This week, I watched along with much of our nation as George H.W. Bush, the 41st President of the United States, was laid to rest. It was particularly meaningful to me. Washington is my hometown, and I was fortunate to interact with President Bush and can attest to his attributes of kindness and genuine interest in others. Much has been made of these qualities – as well as his impact on issues that would shape our world for generations to come, including the end of the Cold War.
But if I put on my professional fundraiser hat for a moment, the phrase that plays over and over in my mind is one he coined before he was even elected president: “a thousand points of light.”
In 1988, George H.W. Bush described his vision for America as “stars, like a thousand points of light in a broad and peaceful sky.” He reprised the phrase months later in his inaugural address to the nation. In so doing, he was calling upon us to draw on the synergy of our diversity and our collective spirit of volunteerism to support our fellow Americans.
Politically speaking, he was taking a “smaller government” stance, speaking of how individuals and communities could provide support and services to each other that government could be viewed as ill-suited to provide. The spirit of volunteerism among Americans, he thought, could do so much more to lift up those in need than government programs ever could.
However, no matter where you land on the political spectrum, whether you support “big” government or “small,” as fundraisers, we are inspired by our organizations’ missions for much the same reason.
The power of individuals to support one another through both volunteerism and philanthropy is what allows humanity to thrive. In fact, an ethos at Graham-Pelton is that humanity depends on philanthropy.
As fundraisers, we offer donors the opportunity to be the heroes in stories that matter to them. Imagine for a moment a world in which schools were unable to provide scholarships to deserving students, hospitals were unable to offer the highest quality of care to patients, and social change organizations were unable to advocate for those in need.
It’s not a pretty picture, and it’s not a world in which any of us would want to live. We, as humans, have an innate desire to make our world a better place.

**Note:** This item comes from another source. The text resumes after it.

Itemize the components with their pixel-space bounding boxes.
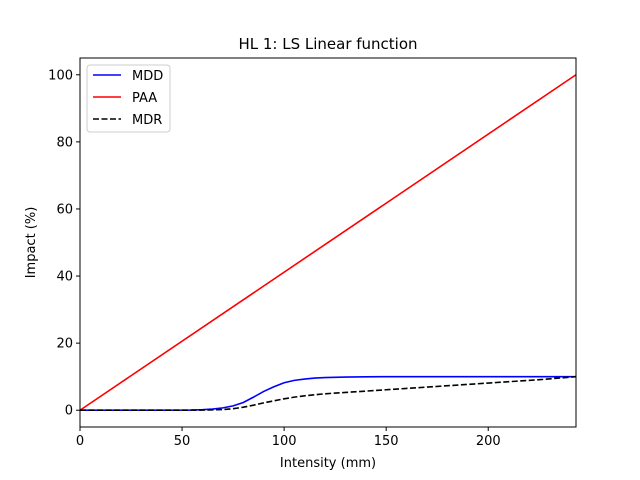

Acts of generosity, both volunteerism and philanthropy – and make no mistake, the two are inherently linked – are worthy and noble pursuits. With the legacy of our 41st president fresh in our minds and the holiday season of giving already underway, now is the time to encourage donors to commit to the non-profits they support, not just because it is the end of the tax year or it’s “what we always do,” but because doing so allows individuals to help realize a vision for something greater than themselves.
Amidst the apathy, self-indulgence, and even rancor that is all too prevalent in the world today, our role as fundraisers is to show donors that they too can be points of light, ever illuminating a dark expanse of sky.